Tom Swift’s stage adaptation of the classic L Frank Baum children’s story “The Wonderful Wizard of Oz” is a curious sort of “curate’s egg” of a show.
The Wizard of Oz is billed firmly as a pantomime version, so don't expect the well-known numbers from the Broadway musical or film versions. Tom Swift not only directs but plays farmhand Hayden and the Scarecrow. He also has an annoying tendency to hog the limelight with his comedy routines.
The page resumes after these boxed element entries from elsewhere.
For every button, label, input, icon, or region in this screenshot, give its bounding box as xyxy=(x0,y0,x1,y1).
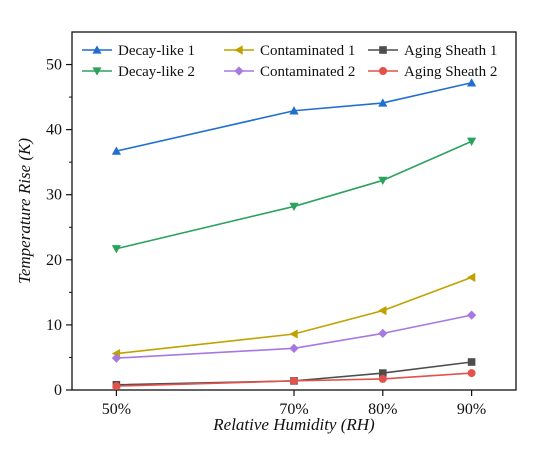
legend-label: Contaminated 1 xyxy=(260,43,355,59)
legend-entry: Aging Sheath 2 xyxy=(368,64,497,80)
x-tick-label: 50% xyxy=(102,401,131,418)
data-point xyxy=(289,343,299,353)
series-layer xyxy=(111,78,477,391)
series-4 xyxy=(111,310,477,363)
data-point xyxy=(467,78,477,87)
y-tick-label: 10 xyxy=(46,317,62,334)
series-line xyxy=(116,81,472,152)
legend-label: Decay-like 2 xyxy=(118,64,195,80)
legend-marker xyxy=(92,67,102,76)
data-point xyxy=(379,369,387,377)
data-point xyxy=(112,382,121,391)
y-tick-label: 20 xyxy=(46,252,62,269)
data-point xyxy=(289,329,298,339)
legend: Decay-like 1 Decay-like 2 Contaminated 1 Co… xyxy=(82,43,497,80)
legend-marker xyxy=(234,66,244,76)
data-point xyxy=(289,106,299,115)
data-point xyxy=(378,374,387,383)
legend-marker xyxy=(379,46,387,54)
series-6 xyxy=(112,369,476,391)
series-line xyxy=(116,140,472,250)
axes-group: 0 10 20 30 40 50 50% 70% 80% 90% xyxy=(46,31,517,418)
legend-marker xyxy=(379,67,387,75)
legend-entry: Aging Sheath 1 xyxy=(368,43,497,59)
legend-label: Contaminated 2 xyxy=(260,64,355,80)
data-point xyxy=(378,98,388,107)
legend-marker xyxy=(234,45,243,55)
y-tick-label: 30 xyxy=(46,187,62,204)
data-point xyxy=(467,369,476,378)
y-tick-label: 50 xyxy=(46,57,62,74)
legend-entry: Decay-like 2 xyxy=(82,64,195,80)
x-tick-label: 90% xyxy=(457,401,486,418)
y-axis-title: Temperature Rise (K) xyxy=(15,138,34,284)
legend-label: Decay-like 1 xyxy=(118,43,195,59)
y-tick-label: 40 xyxy=(46,122,62,139)
y-tick-label: 0 xyxy=(54,382,62,399)
series-line xyxy=(116,372,472,387)
series-1 xyxy=(111,78,477,155)
data-point xyxy=(111,353,121,363)
legend-entry: Decay-like 1 xyxy=(82,43,195,59)
data-point xyxy=(111,146,121,155)
data-point xyxy=(378,328,388,338)
series-line xyxy=(116,314,472,359)
legend-entry: Contaminated 2 xyxy=(224,64,355,80)
series-2 xyxy=(111,137,477,254)
data-point xyxy=(378,176,388,186)
legend-label: Aging Sheath 2 xyxy=(404,64,497,80)
x-axis-title: Relative Humidity (RH) xyxy=(212,415,375,434)
data-point xyxy=(289,202,299,212)
data-point xyxy=(467,310,477,320)
data-point xyxy=(290,376,298,385)
legend-entry: Contaminated 1 xyxy=(224,43,355,59)
series-line xyxy=(116,276,472,355)
x-tick-label: 80% xyxy=(368,401,397,418)
legend-label: Aging Sheath 1 xyxy=(404,43,497,59)
data-point xyxy=(467,137,477,146)
data-point xyxy=(378,305,387,316)
x-tick-label: 70% xyxy=(279,401,308,418)
legend-marker xyxy=(92,45,102,54)
data-point xyxy=(111,245,121,254)
data-point xyxy=(467,272,476,282)
data-point xyxy=(467,358,476,366)
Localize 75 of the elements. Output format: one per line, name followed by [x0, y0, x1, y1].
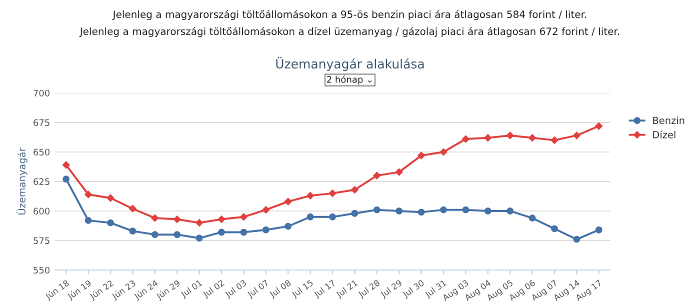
point [528, 214, 536, 222]
point [395, 168, 403, 176]
legend-label: Benzin [653, 116, 684, 124]
point [173, 216, 181, 223]
point [196, 234, 203, 242]
point [418, 152, 425, 160]
point [351, 186, 358, 194]
point [240, 213, 248, 221]
point [306, 192, 314, 200]
chart-title: Üzemanyagár alakulása [276, 57, 424, 71]
point [106, 194, 114, 202]
point [595, 122, 603, 130]
point [484, 208, 492, 214]
x-tick-label: Jul 17 [313, 279, 337, 300]
x-tick-label: Jul 28 [357, 279, 382, 300]
point [396, 208, 403, 214]
point [462, 206, 470, 214]
y-tick-label: 600 [34, 208, 50, 215]
x-tick-label: Jul 29 [380, 279, 404, 300]
point [174, 231, 181, 238]
point [129, 205, 136, 212]
point [506, 132, 514, 140]
text: Jelenleg a magyarországi töltőállomásokon a 95-ös benzin piaci ára átlagosan 584 forint / liter. [112, 10, 586, 20]
point [218, 216, 226, 223]
point [62, 161, 70, 169]
y-tick-label: 675 [34, 119, 50, 126]
point [462, 135, 470, 143]
x-tick-label: Jul 01 [180, 279, 204, 300]
point [306, 213, 314, 220]
point [240, 228, 248, 236]
point [262, 226, 270, 234]
point [595, 226, 602, 234]
point [550, 136, 558, 144]
point [418, 208, 425, 216]
point [373, 172, 381, 180]
point [351, 210, 358, 217]
point [196, 219, 203, 226]
point [484, 134, 492, 142]
point [84, 190, 92, 198]
point [151, 231, 158, 238]
point [551, 225, 558, 232]
text: Jelenleg a magyarországi töltőállomásokon a dízel üzemanyag / gázolaj piaci ára átlagosan 672 forint / liter. [79, 26, 620, 38]
y-tick-label: 700 [34, 90, 50, 97]
y-tick-label: 575 [34, 237, 50, 244]
point [373, 206, 380, 214]
point [328, 190, 336, 197]
point [528, 134, 536, 142]
legend-label: Dízel [653, 130, 676, 138]
point [218, 228, 225, 236]
point [573, 132, 580, 140]
point [573, 236, 580, 243]
point [151, 214, 159, 222]
point [62, 176, 70, 183]
y-axis-title: Üzemanyagár [16, 148, 28, 214]
point [440, 148, 448, 156]
x-tick-label: Jul 03 [224, 279, 248, 300]
point [284, 198, 292, 206]
x-tick-label: Jul 02 [202, 280, 226, 300]
x-tick-label: Jul 08 [268, 279, 292, 300]
point [262, 206, 270, 214]
y-tick-label: 625 [34, 178, 50, 186]
point [329, 213, 336, 220]
y-tick-label: 650 [34, 148, 50, 156]
point [107, 219, 114, 226]
x-tick-label: Jul 07 [246, 279, 270, 300]
text: 2 hónap ⌄ [327, 75, 372, 85]
point [506, 208, 514, 214]
y-tick-label: 550 [34, 266, 50, 274]
point [284, 222, 292, 230]
point [84, 216, 92, 224]
point [129, 228, 136, 235]
x-tick-label: Jul 21 [335, 279, 359, 300]
x-tick-label: Jul 30 [402, 279, 426, 300]
point [440, 206, 447, 214]
x-tick-label: Jul 15 [290, 279, 314, 300]
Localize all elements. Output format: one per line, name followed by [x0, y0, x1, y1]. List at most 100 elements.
There are six other main players, plus an energetic dance ensemble for which choreographer-performer Carla Nicholson-Fuller has provided some eye-catching routines. Meghan Rayner is Dorothy Gale, the young Kansas girl caught up in a tornado whose adventures thereafter make up the main plot.
With her dog Toto (a cleverly handled puppet with whom the audience promptly fell hopelessly in love) Dorothy should be the centre of the story, and Rayner both acts and sings well. Jamie Bannerman (Rusty and the Tin Man) and more particularly Jimmy Burton-Iles (Leo and the Lion) take full advantage of their numbers.
Cantankerous neighbour Miss West translates into the most hissable of villainesses as the Wicked Witch of the West, and Katie Hastings revels in it. This devil has all the best tunes with a couple of all-but show-stopping dance numbers for her familiars. Kindly Aunt Em metamorphoses into good witch Glinda, to whom Amanda Swift brings a wry sort of off-beat magic.
The design team – Andy Newell (sets), Nicole Higgins (costumes), Tim Gear (projections) and Luke Woods (lighting) – creates some arresting images; Higgins' costumes are particularly good for both the principals and the dance ensemble. So there's plenty to engage the adult eye. I just wish that the story could be left to stand on its own merits; the pantomime elements do unfortunately jar.
The Wizard of Oz runs at the Harlow Playhouse until 13 April and transfers to the Royal Victoria Hall, Tunbridge Wells for the week 16 to 23 April.